Venezia 81 – Maria

“Ave, Maria”

“Maria, chi sei?”: era questa la domanda a cui si era ripromesso di rispondere Pablo Larraín nel decidere di dedicare l’ultimo capitolo della sua trilogia sulle grandi donne del Novecento alla “divina” Maria Callas? Una primadonna? Una diva? Una semplice, umanissima donna con un enorme talento? Forse, banalmente, Callas era tutte queste cose insieme ma il biopic dell’autore cileno non offre una risposta completamente soddisfacente.

Come in Jackie (2016), film di apertura della trilogia dedicato a Jacqueline Kennedy, il pretesto per raccontare brani della vita della protagonista è dato da un’intervista; come in Spencer (il secondo tassello, dedicato a Lady Diana, del 2021) il racconto va ben oltre i fatti storici e penetra nella mente della donna per visualizzare i suoi pensieri. Maria si dimostra quindi perfettamente in linea con i suoi predecessori, anzi riesce in un certo senso a condensare i due precedenti, nel momento in cui l’intervistatore rivela il proprio nome, collocandosi di fatto in quel regno “immaginato” dalla Callas malata e delirante che ci viene presentata in questi suoi ultimi giorni di vita. Cosa è reale e cosa no, dunque? È reale ciò che vede Maria? Sono reali i ricordi che vediamo? Sono reali le immagini che vediamo? Soprattutto: è reale la Callas che vediamo? Angelina Jolie fa del suo meglio (e Larraín è molto abile nello sfruttare la sua somiglianza con la diva per dirigerla in modo da coglierne le varie sfumature d’espressione), ma non riesce a togliere dalla sua immagine quella patina di artificioso che, sì, fa parte della politica autoriale di un Larraín che non si muove nel registro del verismo assoluto, ma penalizza le intenzioni mimetiche della sua interpretazione.

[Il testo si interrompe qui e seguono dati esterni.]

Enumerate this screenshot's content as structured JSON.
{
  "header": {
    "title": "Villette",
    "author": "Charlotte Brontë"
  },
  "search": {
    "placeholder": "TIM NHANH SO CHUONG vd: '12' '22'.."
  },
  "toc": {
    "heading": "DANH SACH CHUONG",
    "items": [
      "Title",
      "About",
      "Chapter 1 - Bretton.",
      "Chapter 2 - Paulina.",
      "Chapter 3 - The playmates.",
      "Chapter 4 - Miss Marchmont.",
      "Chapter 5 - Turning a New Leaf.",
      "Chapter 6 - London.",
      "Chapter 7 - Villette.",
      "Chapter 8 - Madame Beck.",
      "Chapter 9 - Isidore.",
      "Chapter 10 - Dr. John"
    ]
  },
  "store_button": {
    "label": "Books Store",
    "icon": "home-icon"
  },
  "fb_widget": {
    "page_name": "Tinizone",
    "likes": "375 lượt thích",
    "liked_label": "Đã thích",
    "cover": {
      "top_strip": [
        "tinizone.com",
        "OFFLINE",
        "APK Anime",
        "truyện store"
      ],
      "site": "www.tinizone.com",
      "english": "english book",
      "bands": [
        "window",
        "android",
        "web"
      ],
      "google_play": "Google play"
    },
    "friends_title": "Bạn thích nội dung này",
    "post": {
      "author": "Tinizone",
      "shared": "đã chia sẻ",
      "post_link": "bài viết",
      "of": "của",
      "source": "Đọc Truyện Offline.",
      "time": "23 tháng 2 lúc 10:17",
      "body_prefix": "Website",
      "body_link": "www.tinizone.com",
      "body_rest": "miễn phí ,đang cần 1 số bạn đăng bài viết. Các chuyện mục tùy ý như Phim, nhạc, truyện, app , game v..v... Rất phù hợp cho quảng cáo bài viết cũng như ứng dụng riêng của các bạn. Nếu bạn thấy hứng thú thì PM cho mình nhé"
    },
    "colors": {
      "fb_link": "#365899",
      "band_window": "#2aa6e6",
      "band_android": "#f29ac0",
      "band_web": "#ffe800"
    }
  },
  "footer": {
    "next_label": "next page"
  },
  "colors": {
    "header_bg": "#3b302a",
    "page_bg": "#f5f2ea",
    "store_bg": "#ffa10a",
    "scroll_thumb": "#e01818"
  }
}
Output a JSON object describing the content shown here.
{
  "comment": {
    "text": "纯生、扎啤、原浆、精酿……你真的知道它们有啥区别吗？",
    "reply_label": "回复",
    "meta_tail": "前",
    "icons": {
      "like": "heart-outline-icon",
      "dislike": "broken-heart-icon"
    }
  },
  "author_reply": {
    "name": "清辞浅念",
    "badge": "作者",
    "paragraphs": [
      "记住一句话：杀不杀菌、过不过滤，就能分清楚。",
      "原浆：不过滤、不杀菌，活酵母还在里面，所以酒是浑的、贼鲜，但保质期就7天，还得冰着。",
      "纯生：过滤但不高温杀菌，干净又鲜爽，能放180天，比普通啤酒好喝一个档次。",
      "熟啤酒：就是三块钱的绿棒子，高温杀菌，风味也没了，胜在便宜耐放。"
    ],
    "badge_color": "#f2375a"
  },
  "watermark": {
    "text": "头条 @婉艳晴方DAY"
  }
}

Se un senso di “ricostruzione” emerge, però, non è soltanto per il look o le ambientazioni: è una sensazione che trasuda dalle immagini, dal loro essere inquadrate e ricreate alla ricerca di una inesistente perfezione (il pianoforte che deve continuamente essere spostato non è che l’esempio più lampante di questa infinita ricerca, insieme alla riproposizione della scena iniziale alla fine del film). Perfezione che è il tratto maniacale-ossessivo di questa Callas: se tornerà a cantare sarà perché il suo canto e la sua voce saranno di nuovo perfetti, come un tempo.

Ecco allora offrirsi l’occasione – attraverso il confronto con una esecuzione di prova e di studio (una dimostrazione a sé stessa, una seduta di auto-analisi) – per ascoltare celeberrime arie e indimenticabili incisioni (dalla Tosca alla Traviata, da Mozart a Bellini) che creano l’indispensabile contesto sonoro e psicologico con cui Maria deve costantemente relazionarsi. Non è azzardato, a questo proposito, considerare il film di Larraín come costruito sulla tripartizione identitaria freudiana: la Callas “diva” quale modello di perfezione irraggiungibile rappresenta il Super-io; la Maria “donna” che cogliamo in casa nella sua intimità, circondata dall’affetto dei suoi amorevoli domestici Ferruccio (Pierfrancesco Favino) e Bruna (Alba Rohrwacher), rappresenta l’Io, l’essere calato nel mondo; le immagini “false” che visualizziamo attraverso i suoi racconti (che siano riproposizioni di sogni, ricordi o visioni dovuti al Mandrax) sono l’Es, l’istinto puro, l’irrazionale, il conflitto interiore, la speranza.

Viene dunque da ripensare alla domanda che apre questa recensione: Larraín non ha l’ambizione di spiegarci chi era (o chi è) Maria Callas perché la personalità di un’artista di quel calibro è troppo complessa per essere contenuta in un biopic e se guardiamo a Maria in questo senso esso risulta inevitabilmente lacunoso.

Se invece lo guardiamo come un omaggio, un saluto amorevole (non è un caso che il film si apra proprio con l’Ave Maria dell’Otello verdiano) alla Maria Callas donna, allora possiamo coglierne gli aspetti positivi e rivalutarlo.

SCHEDA TECNICA: Maria (Italia, Germania, Usa; 2024). REGIA: Pablo Larraín, SCENEGGIATURA: Steven Knight. FOTOGRAFIA: Ed Lachman. MONTAGGIO: Sofía Subercaseaux. CAST: Angelina Jolie, Pierfrancesco Favino, Alba Rohrwacher, Haluk Bilginer, Kodi Smit-McPhee, Stephen Ashfield, Valeria Golino. GENERE: Biografico. DURATA: 123’.